Ministro do STF, relator de três mandados de segurança sobre o assunto, votou pela revogação das liminares concedidas a Rio Grande do Sul, Santa Catarina e Minas Gerais

Ministro Edson | Foto: Carlos Humberto/SCO/STF

Ministro Edson Fachin, do STF, pediu a revogação das liminares concedidas a três Estados | Foto: Carlos Humberto/SCO/STF

Em julgamento da mudança do cálculo das dívidas dos Estados junto à União, o ministro do Supremo Tribunal Federal (STF) Edson Fachin, pediu, em seu voto nesta quarta-feira (27/4), a revogação das liminares concedidas ao Rio Grande do Sul, Santa Catarina e Minas Gerais.

Relator de três mandados de segurança no STF que discutem o assunto, Fachin fez a apresentação do seu voto na discussão que trata do indexador do estoque das dívidas estaduais com o governo federal, se pode ou não ser alterado.

As liminares concedidas aos três Estados davam direito o uso do juros simples na base de cálculo das dívidas com a União, e não os compostos. Fachin avaliou ser inconstitucional a Lei Complementar número 151, que obriga a União a mudar os indexadores do cálculo dessas dívidas e conceder desconto aos Estados. O ministro entendeu que essa lei é uma afronta ao princípio do planejamento e da organização orçamentária, de acordo com a Constituição Federal.

A norma, no entendimento de Fachin, não considera o impacto causado pelo recálculo da dívida nos cofres públicos. Os outros dez ministros ainda darão os seus votos.

Ao apresentar seu parecer, o procurador-geral da República, Rodrigo Janot, foi contra o desconto na dívida dos Estados. Segundo Janot, a captação de recursos da União é feita com juros compostos e não há como cobrar dos governos estaduais com base em juros simples, o que criaria um desequilíbrio nas contas públicas.

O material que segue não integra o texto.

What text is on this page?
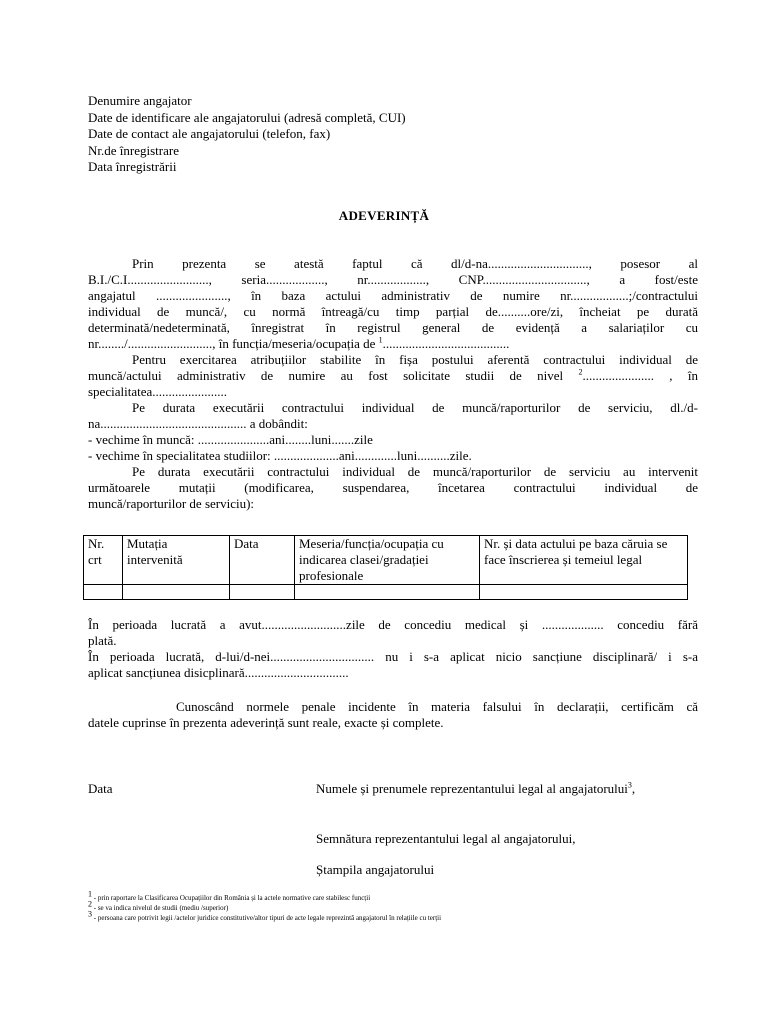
Denumire angajator
Date de identificare ale angajatorului (adresă completă, CUI)
Date de contact ale angajatorului (telefon, fax)
Nr.de înregistrare
Data înregistrării
ADEVERINȚĂ
Prin prezenta se atestă faptul că dl/d-na..............................., posesor al
B.I./C.I........................., seria.................., nr.................., CNP................................, a fost/este
angajatul ......................, în baza actului administrativ de numire nr..................;/contractului
individual de muncă/, cu normă întreagă/cu timp parțial de..........ore/zi, încheiat pe durată
determinată/nedeterminată, înregistrat în registrul general de evidență a salariaților cu
nr......../.........................., în funcția/meseria/ocupația de $^1$.......................................
Pentru exercitarea atribuțiilor stabilite în fișa postului aferentă contractului individual de
muncă/actului administrativ de numire au fost solicitate studii de nivel $^2$...................... , în
specialitatea.......................
Pe durata executării contractului individual de muncă/raporturilor de serviciu, dl./d-
na............................................. a dobândit:
- vechime în muncă: ......................ani........luni.......zile
- vechime în specialitatea studiilor: ....................ani.............luni..........zile.
Pe durata executării contractului individual de muncă/raporturilor de serviciu au intervenit
următoarele mutații (modificarea, suspendarea, încetarea contractului individual de
muncă/raporturilor de serviciu):
Nr. crt	Mutația intervenită	Data	Meseria/funcția/ocupația cu indicarea clasei/gradației profesionale	Nr. și data actului pe baza căruia se face înscrierea și temeiul legal

În perioada lucrată a avut..........................zile de concediu medical și ................... concediu fără
plată.
În perioada lucrată, d-lui/d-nei................................ nu i s-a aplicat nicio sancțiune disciplinară/ i s-a
aplicat sancțiunea disicplinară................................
Cunoscând normele penale incidente în materia falsului în declarații, certificăm că
datele cuprinse în prezenta adeverință sunt reale, exacte și complete.
Data	Numele și prenumele reprezentantului legal al angajatorului$^3$,
Semnătura reprezentantului legal al angajatorului,
Ștampila angajatorului
$^1$ - prin raportare la Clasificarea Ocupațiilor din România și la actele normative care stabilesc funcții
$^2$ - se va indica nivelul de studii (mediu /superior)
$^3$ - persoana care potrivit legii /actelor juridice constitutive/altor tipuri de acte legale reprezintă angajatorul în relațiile cu terții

‘Existe equilíbrio entre a captação pela União e a cobrança que ela faz? A União não pode captar recursos por índices maiores e depois cobrar menores, ou seja, subsidiar os estados”, destacou o procurador-geral.

A justificativa dada pelos Estados de que precisam que o cálculo seja feito com juros simples foi criticada por Janot, que disse ser um debate jurídico e não pode incluir argumentos políticos como a discussão sobre as dificuldades financeiras e a busca por um novo pacto federativo. “O debate é político e não jurídico. A discussão sobre o contorno do federalismo adequado ao Brasil está afeto ao debate político e não jurídico.”